Matsuo would ask, do birds and squirrels feel the cold, I wonder?
一時雨礫や降つて小石川 hito shigure/ tsubute ya futte/ Koishikawa
at this moment, it is sleeting and hailstones are falling all about, at Koishikawa
Matsuo Basho, 延宝5年, the 5th year of the Enpo era, Edo, 1678-9
To which, Bashō no yōna says:
All about me, it’s sleeting I’m freezing, only thinking Fame is fleeting
Bashō no yōna, Wichita, January 2022
To which Matsuo replies:
So is life
Matsuo
Morning after the Snow, Koishikawa, artist Katsushika Hokusai, 1830-2, The Met
Edo, Winter, 1678-9
Matsuo had arrived in Edo, in 1675, seeking fame and fortune as a haiku master. He resided near Edo’s glitzy Nihonbashi District, a country boy in the big city which Edo was becoming. And he was variously employed, making ends meet, while honing his poetic skills. By the winter of 1678-9, he had achieved some recognition.
An admirer of Buddhism, Matsuo would be thinking, fame does not come to all, to those who are lucky, fame is fleeting, for we are only here for a short while — yi shi, 一時.
Fame was in the Future
Matsuo had not, however, taken on the pen-name Matsuo Basho.

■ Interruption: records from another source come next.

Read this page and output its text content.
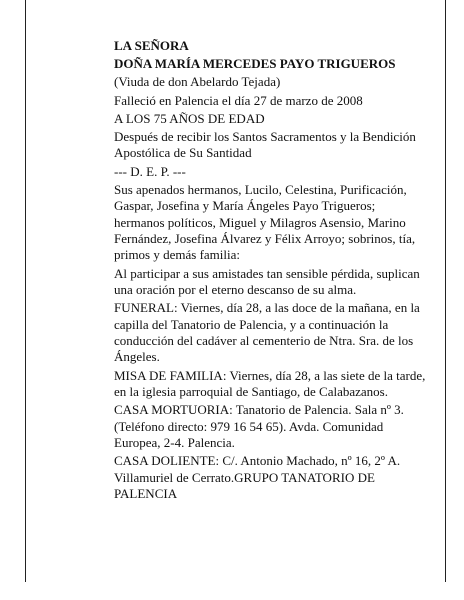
LA SEÑORA

DOÑA MARÍA MERCEDES PAYO TRIGUEROS

(Viuda de don Abelardo Tejada)

Falleció en Palencia el día 27 de marzo de 2008

A LOS 75 AÑOS DE EDAD

Después de recibir los Santos Sacramentos y la Bendición Apostólica de Su Santidad

--- D. E. P. ---

Sus apenados hermanos, Lucilo, Celestina, Purificación, Gaspar, Josefina y María Ángeles Payo Trigueros; hermanos políticos, Miguel y Milagros Asensio, Marino Fernández, Josefina Álvarez y Félix Arroyo; sobrinos, tía, primos y demás familia:

Al participar a sus amistades tan sensible pérdida, suplican una oración por el eterno descanso de su alma.

FUNERAL: Viernes, día 28, a las doce de la mañana, en la capilla del Tanatorio de Palencia, y a continuación la conducción del cadáver al cementerio de Ntra. Sra. de los Ángeles.

MISA DE FAMILIA: Viernes, día 28, a las siete de la tarde, en la iglesia parroquial de Santiago, de Calabazanos.

CASA MORTUORIA: Tanatorio de Palencia. Sala nº 3. (Teléfono directo: 979 16 54 65). Avda. Comunidad Europea, 2-4. Palencia.

CASA DOLIENTE: C/. Antonio Machado, nº 16, 2º A. Villamuriel de Cerrato.GRUPO TANATORIO DE PALENCIA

This would occur after 1680, when he moved to the Fukagawa District of Edo and lived in a simple cottage beside a banana tree given to him by a student. Not had Matsuo taken his journey to the northern interior, which would give him lasting fame in the posthumous publication of Oku no Hosomichi (奥の細道).
For was, now, simply living in the moment, yi shi, 一時.
Notes on Translation
Hito, 一時, Chinese, yi shi, meaning at this time, for the moment, not necessarily a concrete moment, a spiritual one; also a Buddhist term for a period in which one chants a sūtra.

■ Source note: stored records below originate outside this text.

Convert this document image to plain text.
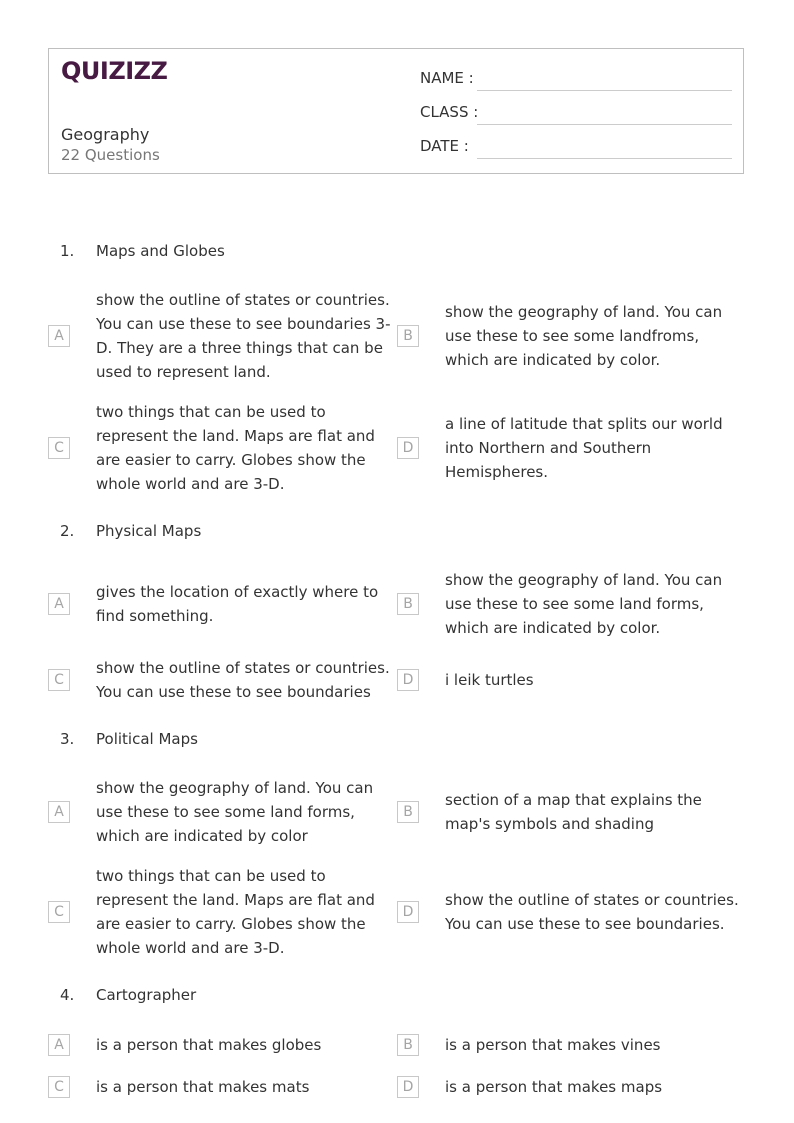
QUIZIZZ
Geography
22 Questions
NAME :
CLASS :
DATE :
1. Maps and Globes
A
show the outline of states or countries. You can use these to see boundaries 3-D. They are a three things that can be used to represent land.
B
show the geography of land. You can use these to see some landfroms, which are indicated by color.
C
two things that can be used to represent the land. Maps are flat and are easier to carry. Globes show the whole world and are 3-D.
D
a line of latitude that splits our world into Northern and Southern Hemispheres.
2. Physical Maps
A
gives the location of exactly where to find something.
B
show the geography of land. You can use these to see some land forms, which are indicated by color.
C
show the outline of states or countries. You can use these to see boundaries
D	i leik turtles
3. Political Maps
A
show the geography of land. You can use these to see some land forms, which are indicated by color
B
section of a map that explains the map's symbols and shading
C
two things that can be used to represent the land. Maps are flat and are easier to carry. Globes show the whole world and are 3-D.
D
show the outline of states or countries. You can use these to see boundaries.
4. Cartographer
A	is a person that makes globes	B	is a person that makes vines
C	is a person that makes mats	D	is a person that makes maps
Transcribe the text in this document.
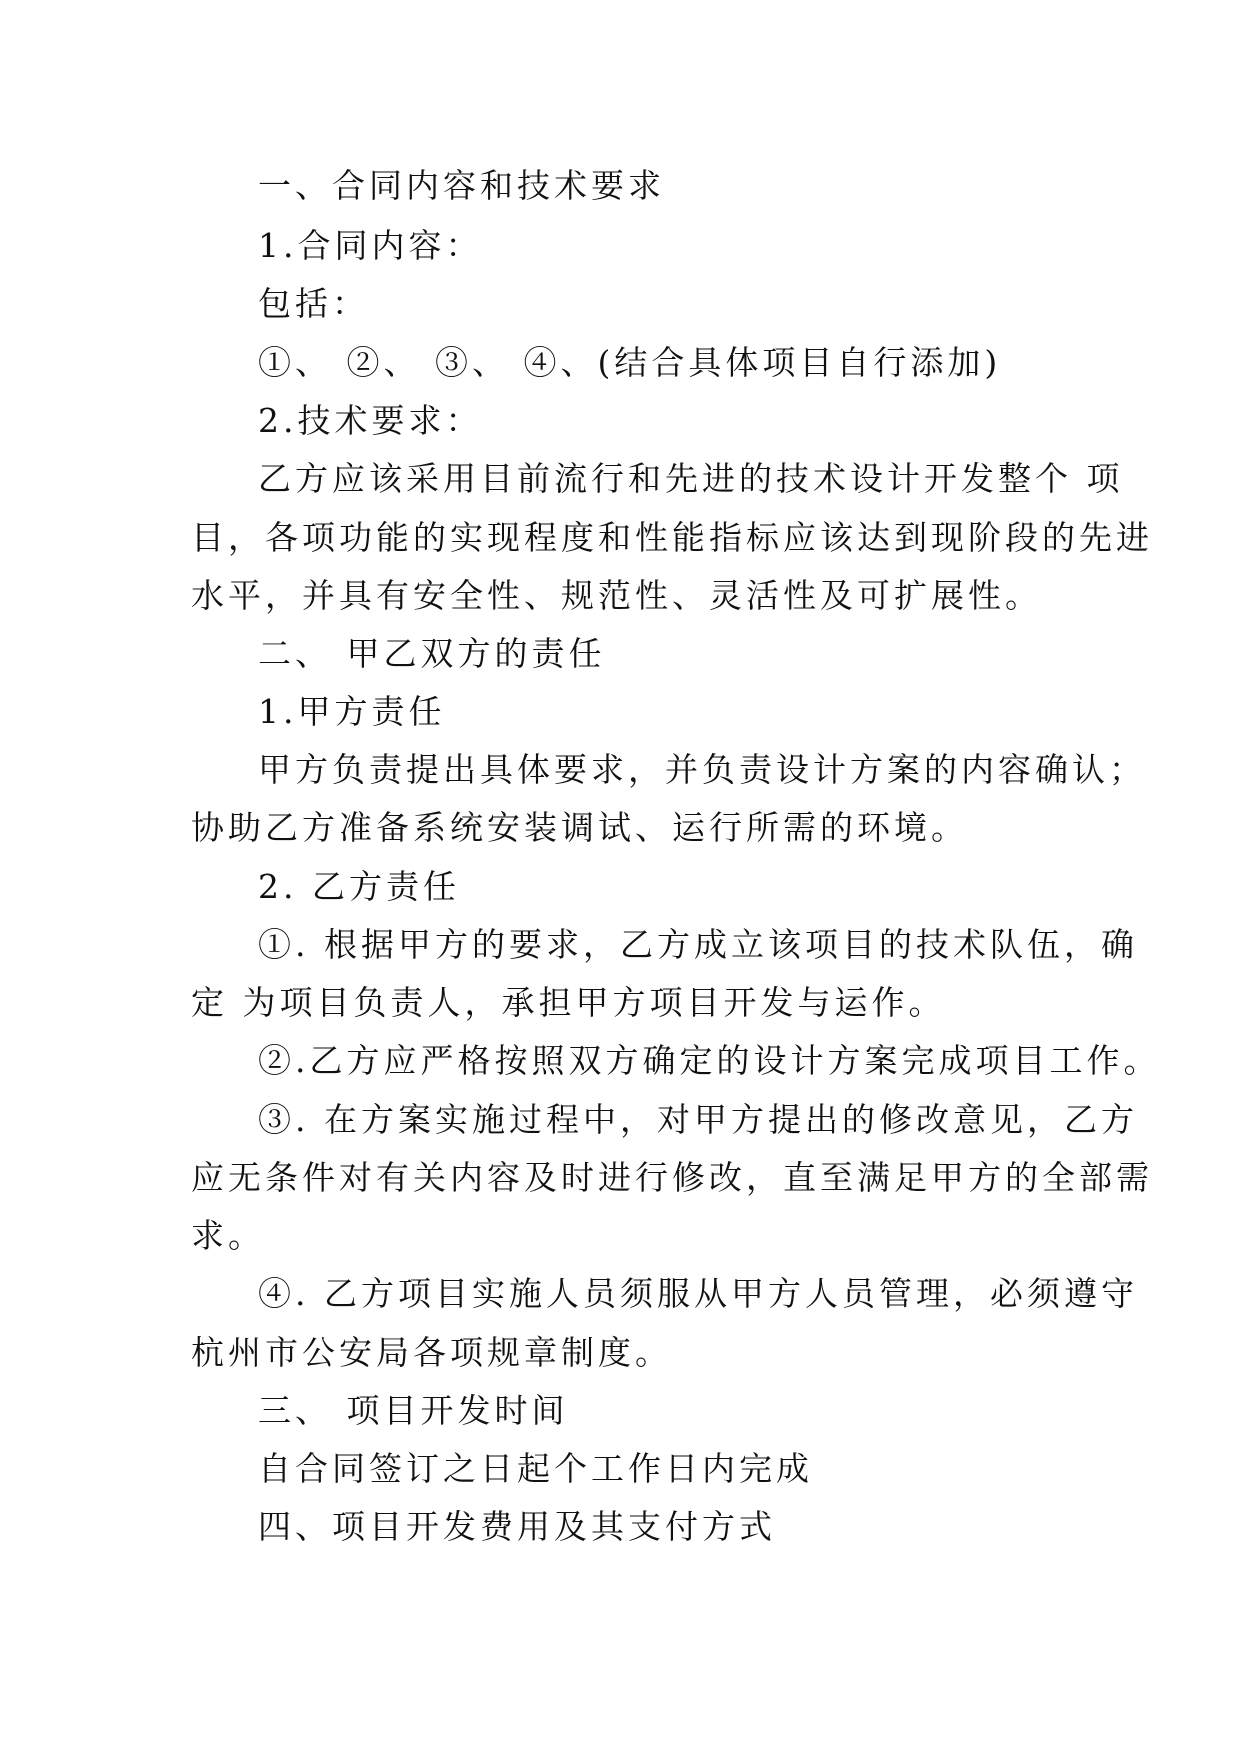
一、合同内容和技术要求
1.合同内容：
包括：
①、 ②、 ③、 ④、(结合具体项目自行添加)
2.技术要求：
乙方应该采用目前流行和先进的技术设计开发整个 项
目，各项功能的实现程度和性能指标应该达到现阶段的先进
水平，并具有安全性、规范性、灵活性及可扩展性。
二、 甲乙双方的责任
1.甲方责任
甲方负责提出具体要求，并负责设计方案的内容确认；
协助乙方准备系统安装调试、运行所需的环境。
2. 乙方责任
①. 根据甲方的要求，乙方成立该项目的技术队伍，确
定 为项目负责人，承担甲方项目开发与运作。
②.乙方应严格按照双方确定的设计方案完成项目工作。
③. 在方案实施过程中，对甲方提出的修改意见，乙方
应无条件对有关内容及时进行修改，直至满足甲方的全部需
求。
④. 乙方项目实施人员须服从甲方人员管理，必须遵守
杭州市公安局各项规章制度。
三、 项目开发时间
自合同签订之日起个工作日内完成
四、项目开发费用及其支付方式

Shigure, 雨, a freezing rain, drizzle, sleet, referring to the rainy season in late fall and early winter.
Futte, 降つて, falling about. Matsuo is also implying that he is about to experience a change of fortunes, either for good or bad.
Koishikawa, a place in Edo (Tokyo), a well known garden constructed in the early Edo period, possessing a view of Mt. Fuji. Koishikawa, meaning small river pebble. Basho’s haiku is a play on words with hail as the small pebble. It is also a Buddhist observation of the insignificance of one moment and one man in the eternity of time and space. Matsuo, at this time was engaged in work on an aqueduct, which may explain the connection with the construction of the garden.

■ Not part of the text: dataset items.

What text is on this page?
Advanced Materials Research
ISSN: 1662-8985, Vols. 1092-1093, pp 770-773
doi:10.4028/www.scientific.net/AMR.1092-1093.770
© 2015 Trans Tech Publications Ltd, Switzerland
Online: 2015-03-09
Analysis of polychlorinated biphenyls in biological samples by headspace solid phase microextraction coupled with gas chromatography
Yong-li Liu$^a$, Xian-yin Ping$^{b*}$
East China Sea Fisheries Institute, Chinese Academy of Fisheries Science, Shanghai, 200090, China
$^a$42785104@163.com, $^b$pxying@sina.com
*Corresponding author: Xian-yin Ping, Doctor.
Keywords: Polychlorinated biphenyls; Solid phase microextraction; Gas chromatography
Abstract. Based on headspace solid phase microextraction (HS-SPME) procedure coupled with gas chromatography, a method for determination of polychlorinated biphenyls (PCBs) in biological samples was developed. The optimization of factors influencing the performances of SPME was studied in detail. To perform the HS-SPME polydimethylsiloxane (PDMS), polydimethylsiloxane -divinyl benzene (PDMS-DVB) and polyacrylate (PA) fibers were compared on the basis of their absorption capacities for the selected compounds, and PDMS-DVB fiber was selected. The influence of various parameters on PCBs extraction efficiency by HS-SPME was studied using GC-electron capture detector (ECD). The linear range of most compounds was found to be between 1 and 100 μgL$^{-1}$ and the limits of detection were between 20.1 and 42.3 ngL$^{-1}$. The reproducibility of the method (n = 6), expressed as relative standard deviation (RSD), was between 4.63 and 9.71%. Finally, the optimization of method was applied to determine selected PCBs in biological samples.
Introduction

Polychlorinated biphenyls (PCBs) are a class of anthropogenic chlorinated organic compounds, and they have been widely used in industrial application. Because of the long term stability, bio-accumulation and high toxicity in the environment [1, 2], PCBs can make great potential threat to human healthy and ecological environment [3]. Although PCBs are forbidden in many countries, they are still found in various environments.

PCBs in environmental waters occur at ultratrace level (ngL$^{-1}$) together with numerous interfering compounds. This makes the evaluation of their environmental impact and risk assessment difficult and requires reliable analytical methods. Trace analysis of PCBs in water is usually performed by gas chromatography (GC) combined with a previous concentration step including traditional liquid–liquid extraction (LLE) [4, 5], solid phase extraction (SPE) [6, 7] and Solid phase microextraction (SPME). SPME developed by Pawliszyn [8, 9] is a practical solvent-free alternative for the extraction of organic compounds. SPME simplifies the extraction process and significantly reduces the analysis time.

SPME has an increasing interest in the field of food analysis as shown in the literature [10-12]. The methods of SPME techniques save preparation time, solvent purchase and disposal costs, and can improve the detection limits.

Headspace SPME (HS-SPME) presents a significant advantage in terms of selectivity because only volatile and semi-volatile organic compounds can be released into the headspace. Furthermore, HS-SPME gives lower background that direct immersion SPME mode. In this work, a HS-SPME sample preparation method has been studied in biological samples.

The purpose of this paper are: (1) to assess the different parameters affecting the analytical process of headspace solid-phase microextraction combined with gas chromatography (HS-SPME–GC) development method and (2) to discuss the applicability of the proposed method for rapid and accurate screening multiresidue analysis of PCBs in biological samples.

Bashō no yōna admires Matsuo Basho’s haiku, but can’t seem to find any haiku on the subject of squirrels or robins. That is a pity as I have an old oak tree in my backyard that has been home to a family of squirrels for as long as I have lived here. And I suppose for many generations before since the tree is well over one hundred years old.
From the tall oak, coppery leaves hang and acorns fall, gathered by squirrels for cold days ahead
Bashō no yōna, Winter, January 2022
Often we can go a week or so without rain in Kansas. So, dozens of chattering robins gathered in my yard after I watered the lawn and filled the birdbath. Perched on the side of the birdbath, each robin, 駒鳥 politely dips its beak into the water and raises its head. I am reminded of the Japanese custom of bowing in respect and emotion, ojigi, お辞儀.
I wonder.
Robins at a birdbath Bobbing heads and drinking, Saying: Arigato
Oz, the author of this blog, is on I-35, driving north to Kansas City. Although it is December, there is a strong southerly wind. (Appropriately so, for Kansas is a Native American word meaning People of the South Wind.) Taking advantage of the wind, cars and trucks speed along on the turnpike like prairie schooners pushed west by the wind.
Strong winds are not unusual in Kansas. A south wind in December is.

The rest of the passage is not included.